The BWF has filed an appeal at the Court of Arbitration for Sport against the IWF's decision to ban its athletes from competing at next year's Olympic Games in Rio de Janeiro ©BWF

Bulgaria has filed an appeal at the Court of Arbitration for Sport (CAS) against the decision of the International Weightlifting Federation (IWF) to ban its athletes from next year’s Olympic Games in Rio de Janeiro, owing to multiple positive doping cases during the qualification period.

The Bulgarian Weightlifting Federation (BWF) is also unable to enter the 2018 Youth Olympic Games in Buenos Aires and has been fined $500,000 (£334,000/€460,000) after 11 of its athletes were found to have committed anti-doping rule violations.

"In appealing to the CAS, the BWF is seeking to have the IWF’s decision annulled," read a CAS statement.

"Together with its appeal, the BWF also filed a request to stay the execution of the challenged decision.

"A decision on this point is expected to be issued in the coming weeks."

In August, the 11 athletes in question were banned from competing at this year’s World Championships in Houston after the CAS upheld punishments imposed by the IWF.

Eight male and three female weightlifters tested positive for the banned anabolic steroid stanozolol at a training camp for the European Championships in Georgia’s capital Tbilisi.

Asen Muradov, Ferdi Nazif, Vladimir Urumov, Stoyan Enev and Deyan Minchev, as well as female athletes Nadezhda-Mey Tuy Nguen, and Maya Ivanova, were suspended for nine months.

Former European champions Demir Demirev, Ivan Markov and Ivaylo Filev and female weightlifter Milka Maneva were banned for 18 months as they were already suspended for doping.

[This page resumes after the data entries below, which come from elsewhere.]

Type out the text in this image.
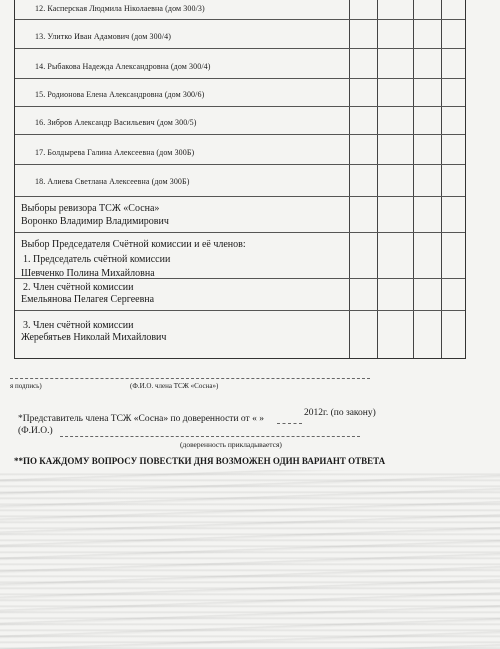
12. Касперская Людмила Ніколаевна (дом 300/3)
13. Улитко Иван Адамович (дом 300/4)
14. Рыбакова Надежда Александровна (дом 300/4)
15. Родионова Елена Александровна (дом 300/6)
16. Зибров Александр Васильевич (дом 300/5)
17. Болдырева Галина Алексеевна (дом 300Б)
18. Алиева Светлана Алексеевна (дом 300Б)
Выборы ревизора ТСЖ «Сосна»
Воронко Владимир Владимирович
Выбор Председателя Счётной комиссии и её членов:
1. Председатель счётной комиссии
Шевченко Полина Михайловна
2. Член счётной комисcии
Емельянова Пелагея Сергеевна
3. Член счётной комиссии
Жеребятьев Николай Михайлович
я подпись)	(Ф.И.О. члена ТСЖ «Сосна»)
*Представитель члена ТСЖ «Сосна» по доверенности от « »
2012г. (по закону)
(Ф.И.О.)
(доверенность прикладывается)
**ПО КАЖДОМУ ВОПРОСУ ПОВЕСТКИ ДНЯ ВОЗМОЖЕН ОДИН ВАРИАНТ ОТВЕТА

Bulgarian weightlifter Ivan Markov is currently serving an 18-month ban for doping
Bulgarian weightlifter Ivan Markov is currently serving an 18-month ban for doping ©Getty Images

Bulgaria has won a total of 36 Olympic weightlifting medals, including 12 golds, marking it out as the country's second strongest sport at the Games behind wrestling.

The BWF was temporarily stripped of its licence due to doping among weightlifters in 2009, a year after it had withdrawn its team before the start of the Beijing 2008 Olympic Games following failed tests for 11 of its members.

Bulgaria's team was also sent home in shame from the Sydney 2000 Games, where it was stripped of three gold medals.

Boris Kolev, the BWF's lawyer, is confident the latest ban will be overturned, thus granting three spots for Bulgaria at Rio 2016.

"Bulgaria's chances of participating in the Olympics are very good because this punishment contradicts existing International Weightlifting Federation regulations," he was quoted as saying by news agency Reuters.

Despite struggling to find suitable replacements for the banned weightlifters, Bulgaria still competed at the World Championships last month and finished 21st in the team standings, failing to win a medal.